Go to the Developer tab and start the LMStudio chat server by clicking Start Server at the top.
Open the Chat tab, create a new chat (+), and enter a query:

6. Example Tests (How to Check if It Works)

After completing all the steps above, the system is ready to use. Below is a set of test queries you can ask in LMStudio to verify each of the three main RAG functionalities.

A. Test: Questions About Cocktails and Their Ingredients

Tool: get_cocktail_recipe

These prompts test whether the system can find a specific recipe in the cocktail_dataset.json database.

Test 1: Recipe Query (Success)

What is the recipe for an Apricot Lady?

Expected result: The model correctly calls the tool and returns the recipe for Apricot Lady.

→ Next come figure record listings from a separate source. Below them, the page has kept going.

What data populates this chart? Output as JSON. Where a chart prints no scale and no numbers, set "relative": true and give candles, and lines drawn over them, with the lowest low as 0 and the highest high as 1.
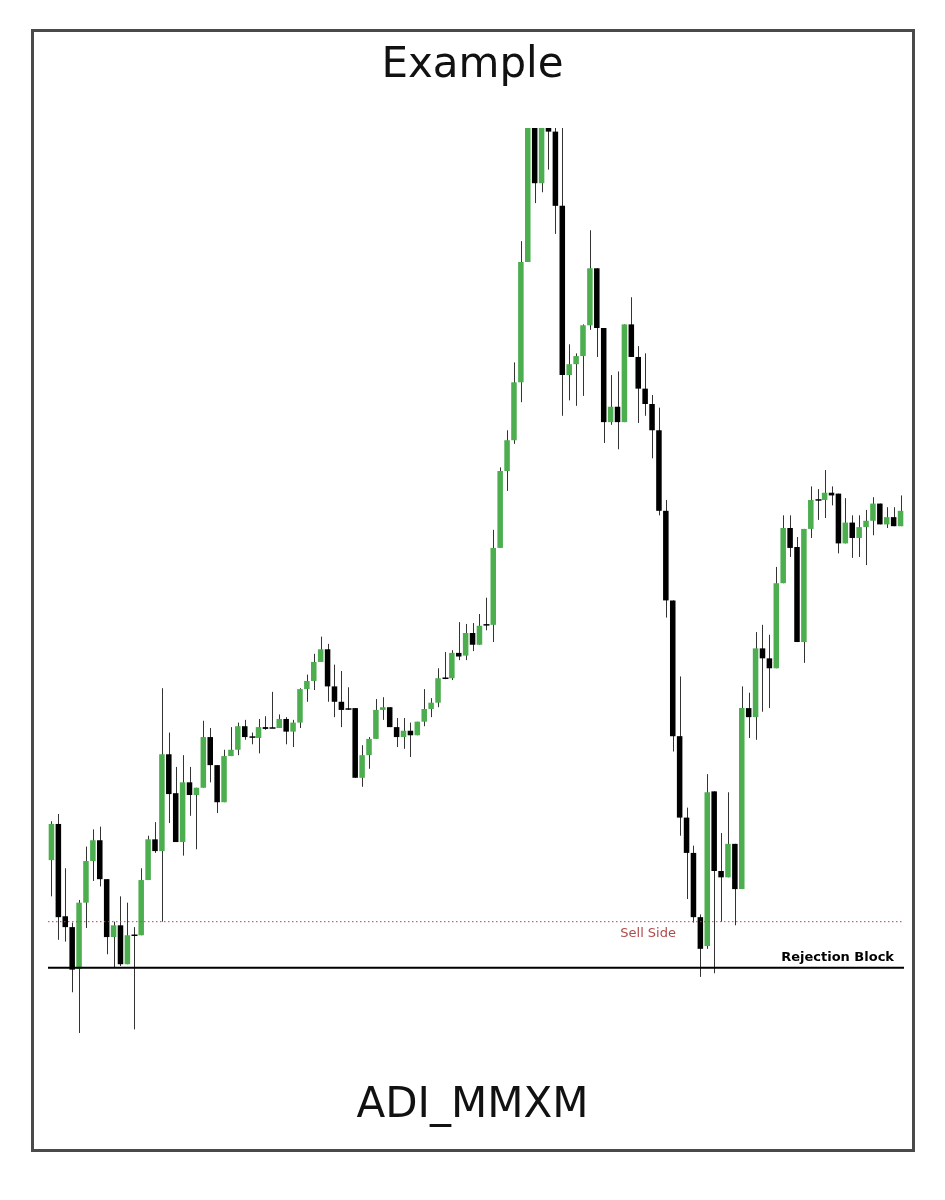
{
  "chart_data": {
    "type": "candlestick",
    "title": "Example",
    "relative": true,
    "categories": [
      null,
      null,
      null,
      null,
      null,
      null,
      null,
      null,
      null,
      null,
      null,
      null,
      null,
      null,
      null,
      null,
      null,
      null,
      null,
      null,
      null,
      null,
      null,
      null,
      null,
      null,
      null,
      null,
      null,
      null,
      null,
      null,
      null,
      null,
      null,
      null,
      null,
      null,
      null,
      null,
      null,
      null,
      null,
      null,
      null,
      null,
      null,
      null,
      null,
      null,
      null,
      null,
      null,
      null,
      null,
      null,
      null,
      null,
      null,
      null,
      null,
      null,
      null,
      null,
      null,
      null,
      null,
      null,
      null,
      null,
      null,
      null,
      null,
      null,
      null,
      null,
      null,
      null,
      null,
      null,
      null,
      null,
      null,
      null,
      null,
      null,
      null,
      null,
      null,
      null,
      null,
      null,
      null,
      null,
      null,
      null,
      null,
      null,
      null,
      null,
      null,
      null,
      null,
      null,
      null,
      null,
      null,
      null,
      null,
      null,
      null,
      null,
      null,
      null,
      null,
      null,
      null,
      null,
      null,
      null,
      null,
      null,
      null,
      null
    ],
    "ohlc": [
      [
        0.191,
        0.234,
        0.151,
        0.231
      ],
      [
        0.231,
        0.242,
        0.103,
        0.128
      ],
      [
        0.129,
        0.182,
        0.101,
        0.117
      ],
      [
        0.117,
        0.122,
        0.045,
        0.07
      ],
      [
        0.071,
        0.147,
        0,
        0.144
      ],
      [
        0.144,
        0.206,
        0.116,
        0.19
      ],
      [
        0.19,
        0.225,
        0.168,
        0.213
      ],
      [
        0.213,
        0.228,
        0.162,
        0.17
      ],
      [
        0.17,
        0.17,
        0.087,
        0.106
      ],
      [
        0.106,
        0.123,
        0.072,
        0.119
      ],
      [
        0.119,
        0.151,
        0.074,
        0.076
      ],
      [
        0.076,
        0.144,
        0.076,
        0.108
      ],
      [
        0.108,
        0.117,
        0.004,
        0.108
      ],
      [
        0.108,
        0.182,
        0.108,
        0.169
      ],
      [
        0.169,
        0.218,
        0.169,
        0.214
      ],
      [
        0.214,
        0.233,
        0.199,
        0.201
      ],
      [
        0.201,
        0.381,
        0.123,
        0.308
      ],
      [
        0.308,
        0.332,
        0.232,
        0.264
      ],
      [
        0.265,
        0.294,
        0.211,
        0.211
      ],
      [
        0.211,
        0.307,
        0.196,
        0.277
      ],
      [
        0.277,
        0.294,
        0.24,
        0.263
      ],
      [
        0.263,
        0.271,
        0.203,
        0.271
      ],
      [
        0.271,
        0.345,
        0.271,
        0.327
      ],
      [
        0.327,
        0.337,
        0.277,
        0.296
      ],
      [
        0.296,
        0.296,
        0.243,
        0.255
      ],
      [
        0.255,
        0.313,
        0.255,
        0.306
      ],
      [
        0.306,
        0.338,
        0.306,
        0.313
      ],
      [
        0.313,
        0.343,
        0.307,
        0.339
      ],
      [
        0.339,
        0.346,
        0.324,
        0.327
      ],
      [
        0.327,
        0.332,
        0.319,
        0.327
      ],
      [
        0.326,
        0.347,
        0.309,
        0.338
      ],
      [
        0.338,
        0.35,
        0.335,
        0.336
      ],
      [
        0.337,
        0.377,
        0.337,
        0.337
      ],
      [
        0.337,
        0.352,
        0.337,
        0.347
      ],
      [
        0.347,
        0.349,
        0.319,
        0.333
      ],
      [
        0.333,
        0.346,
        0.316,
        0.343
      ],
      [
        0.343,
        0.381,
        0.337,
        0.38
      ],
      [
        0.38,
        0.396,
        0.366,
        0.389
      ],
      [
        0.389,
        0.419,
        0.379,
        0.41
      ],
      [
        0.41,
        0.438,
        0.41,
        0.424
      ],
      [
        0.424,
        0.43,
        0.366,
        0.383
      ],
      [
        0.383,
        0.407,
        0.349,
        0.366
      ],
      [
        0.366,
        0.4,
        0.338,
        0.357
      ],
      [
        0.358,
        0.382,
        0.357,
        0.358
      ],
      [
        0.359,
        0.359,
        0.282,
        0.282
      ],
      [
        0.282,
        0.318,
        0.272,
        0.307
      ],
      [
        0.307,
        0.327,
        0.292,
        0.325
      ],
      [
        0.325,
        0.369,
        0.325,
        0.357
      ],
      [
        0.357,
        0.371,
        0.346,
        0.36
      ],
      [
        0.36,
        0.36,
        0.338,
        0.338
      ],
      [
        0.338,
        0.348,
        0.316,
        0.327
      ],
      [
        0.327,
        0.348,
        0.314,
        0.334
      ],
      [
        0.334,
        0.343,
        0.305,
        0.329
      ],
      [
        0.329,
        0.344,
        0.329,
        0.344
      ],
      [
        0.344,
        0.38,
        0.339,
        0.358
      ],
      [
        0.358,
        0.37,
        0.349,
        0.365
      ],
      [
        0.365,
        0.403,
        0.36,
        0.392
      ],
      [
        0.392,
        0.421,
        0.391,
        0.392
      ],
      [
        0.392,
        0.423,
        0.39,
        0.42
      ],
      [
        0.42,
        0.454,
        0.412,
        0.416
      ],
      [
        0.417,
        0.452,
        0.412,
        0.442
      ],
      [
        0.442,
        0.453,
        0.422,
        0.429
      ],
      [
        0.429,
        0.463,
        0.429,
        0.45
      ],
      [
        0.451,
        0.481,
        0.445,
        0.451
      ],
      [
        0.451,
        0.556,
        0.432,
        0.536
      ],
      [
        0.536,
        0.625,
        0.536,
        0.621
      ],
      [
        0.621,
        0.666,
        0.599,
        0.655
      ],
      [
        0.655,
        0.741,
        0.651,
        0.719
      ],
      [
        0.719,
        0.875,
        0.697,
        0.852
      ],
      [
        0.852,
        1,
        0.852,
        1
      ],
      [
        1,
        1,
        0.917,
        0.939
      ],
      [
        0.939,
        1,
        0.929,
        1
      ],
      [
        1,
        1,
        0.954,
        0.996
      ],
      [
        0.996,
        1,
        0.883,
        0.914
      ],
      [
        0.914,
        1,
        0.682,
        0.727
      ],
      [
        0.727,
        0.761,
        0.699,
        0.739
      ],
      [
        0.739,
        0.751,
        0.693,
        0.748
      ],
      [
        0.748,
        0.783,
        0.704,
        0.782
      ],
      [
        0.782,
        0.887,
        0.777,
        0.845
      ],
      [
        0.845,
        0.845,
        0.747,
        0.779
      ],
      [
        0.779,
        0.779,
        0.652,
        0.675
      ],
      [
        0.675,
        0.727,
        0.672,
        0.692
      ],
      [
        0.692,
        0.731,
        0.645,
        0.675
      ],
      [
        0.675,
        0.783,
        0.675,
        0.783
      ],
      [
        0.783,
        0.813,
        0.747,
        0.747
      ],
      [
        0.747,
        0.759,
        0.674,
        0.712
      ],
      [
        0.712,
        0.751,
        0.682,
        0.695
      ],
      [
        0.695,
        0.705,
        0.635,
        0.666
      ],
      [
        0.666,
        0.691,
        0.572,
        0.577
      ],
      [
        0.577,
        0.589,
        0.459,
        0.478
      ],
      [
        0.478,
        0.478,
        0.311,
        0.328
      ],
      [
        0.328,
        0.394,
        0.218,
        0.238
      ],
      [
        0.238,
        0.249,
        0.148,
        0.199
      ],
      [
        0.199,
        0.207,
        0.122,
        0.128
      ],
      [
        0.128,
        0.131,
        0.062,
        0.093
      ],
      [
        0.096,
        0.286,
        0.093,
        0.266
      ],
      [
        0.267,
        0.267,
        0.066,
        0.179
      ],
      [
        0.179,
        0.221,
        0.123,
        0.172
      ],
      [
        0.172,
        0.266,
        0.172,
        0.209
      ],
      [
        0.209,
        0.209,
        0.119,
        0.159
      ],
      [
        0.159,
        0.383,
        0.159,
        0.359
      ],
      [
        0.359,
        0.376,
        0.326,
        0.349
      ],
      [
        0.349,
        0.443,
        0.324,
        0.425
      ],
      [
        0.425,
        0.451,
        0.355,
        0.414
      ],
      [
        0.414,
        0.44,
        0.359,
        0.403
      ],
      [
        0.403,
        0.515,
        0.403,
        0.497
      ],
      [
        0.497,
        0.572,
        0.497,
        0.558
      ],
      [
        0.558,
        0.572,
        0.526,
        0.536
      ],
      [
        0.537,
        0.548,
        0.432,
        0.432
      ],
      [
        0.432,
        0.557,
        0.409,
        0.557
      ],
      [
        0.557,
        0.604,
        0.547,
        0.589
      ],
      [
        0.589,
        0.601,
        0.567,
        0.589
      ],
      [
        0.589,
        0.622,
        0.569,
        0.597
      ],
      [
        0.597,
        0.604,
        0.583,
        0.594
      ],
      [
        0.596,
        0.596,
        0.53,
        0.541
      ],
      [
        0.541,
        0.591,
        0.541,
        0.564
      ],
      [
        0.564,
        0.572,
        0.525,
        0.547
      ],
      [
        0.547,
        0.572,
        0.526,
        0.559
      ],
      [
        0.559,
        0.578,
        0.517,
        0.566
      ],
      [
        0.566,
        0.592,
        0.55,
        0.585
      ],
      [
        0.585,
        0.585,
        0.562,
        0.562
      ],
      [
        0.562,
        0.581,
        0.558,
        0.57
      ],
      [
        0.57,
        0.581,
        0.56,
        0.56
      ],
      [
        0.56,
        0.594,
        0.56,
        0.577
      ]
    ],
    "colors": [
      "#4cae4f",
      "#000000",
      "#000000",
      "#000000",
      "#4cae4f",
      "#4cae4f",
      "#4cae4f",
      "#000000",
      "#000000",
      "#4cae4f",
      "#000000",
      "#4cae4f",
      "#000000",
      "#4cae4f",
      "#4cae4f",
      "#000000",
      "#4cae4f",
      "#000000",
      "#000000",
      "#4cae4f",
      "#000000",
      "#4cae4f",
      "#4cae4f",
      "#000000",
      "#000000",
      "#4cae4f",
      "#4cae4f",
      "#4cae4f",
      "#000000",
      "#000000",
      "#4cae4f",
      "#000000",
      "#000000",
      "#4cae4f",
      "#000000",
      "#4cae4f",
      "#4cae4f",
      "#4cae4f",
      "#4cae4f",
      "#4cae4f",
      "#000000",
      "#000000",
      "#000000",
      "#000000",
      "#000000",
      "#4cae4f",
      "#4cae4f",
      "#4cae4f",
      "#4cae4f",
      "#000000",
      "#000000",
      "#4cae4f",
      "#000000",
      "#4cae4f",
      "#4cae4f",
      "#4cae4f",
      "#4cae4f",
      "#000000",
      "#4cae4f",
      "#000000",
      "#4cae4f",
      "#000000",
      "#4cae4f",
      "#000000",
      "#4cae4f",
      "#4cae4f",
      "#4cae4f",
      "#4cae4f",
      "#4cae4f",
      "#4cae4f",
      "#000000",
      "#4cae4f",
      "#000000",
      "#000000",
      "#000000",
      "#4cae4f",
      "#4cae4f",
      "#4cae4f",
      "#4cae4f",
      "#000000",
      "#000000",
      "#4cae4f",
      "#000000",
      "#4cae4f",
      "#000000",
      "#000000",
      "#000000",
      "#000000",
      "#000000",
      "#000000",
      "#000000",
      "#000000",
      "#000000",
      "#000000",
      "#000000",
      "#4cae4f",
      "#000000",
      "#000000",
      "#4cae4f",
      "#000000",
      "#4cae4f",
      "#000000",
      "#4cae4f",
      "#000000",
      "#000000",
      "#4cae4f",
      "#4cae4f",
      "#000000",
      "#000000",
      "#4cae4f",
      "#4cae4f",
      "#000000",
      "#4cae4f",
      "#000000",
      "#000000",
      "#4cae4f",
      "#000000",
      "#4cae4f",
      "#4cae4f",
      "#4cae4f",
      "#000000",
      "#4cae4f",
      "#000000",
      "#4cae4f"
    ],
    "ref_lines": [
      {
        "axis": "y",
        "value": 0.123,
        "label": "Sell Side",
        "color": "#b04a4a",
        "line_style": "dotted"
      },
      {
        "axis": "y",
        "value": 0.072,
        "label": "Rejection Block",
        "color": "#000000",
        "line_style": "solid"
      }
    ],
    "annotations": [
      "ADI_MMXM"
    ]
  }
}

Test 2: Query for a recipe that does not exist in the database

I'd like the recipe for a Cosmopolitan.

Expected result: The model correctly determines that the recipe was not found (since it’s not in the JSON file), instead of making one up.

B. Test: Suggestions Based on Ingredients

Tool: suggest_cocktails_by_ingredients

These prompts test the _normalize_ingredient logic in rag_engine.py and the system’s ability to handle inconsistent data.

Test 3: Synonym Grouping (Lemon vs Lemon Juice)

I have Gin and Lemon Juice. What can I make?

Expected result: The system should find cocktails containing both "lemon" (e.g., Long Island Tea) and "lemon juice" (e.g., Gin Sour).

Test 4: Ingredient Differentiation (Lemon vs Lemon Peel)

I have Gin and Lemon Peel. What can I make?

Expected result: The system should NOT display Long Island Tea. It should correctly return cocktails that actually contain "Lemon Peel" (e.g., Alaska Cocktail or Gin Toddy).

C. Test: Suggestions Based on Flavor Preferences

Tool: suggest_cocktails_by_preference

These prompts test tag-based filtering.

Test 5: Tag Filtering (Success - "AND" Logic)

Suggest a cocktail that is "IBA" and "Classic".

Expected result: The model will display a list including Old Fashioned, Negroni, and Dry Martini.

Test 6: Tag Filtering (Error Handling / null)

I want something that is "Vegan" and "Savory".

Expected result: The system will not crash (thanks to null tag handling). The model will correctly determine that nothing was found, since no cocktail in the database has both of those tags simultaneously (Mojito is "Vegan", Old Fashioned is "Savory").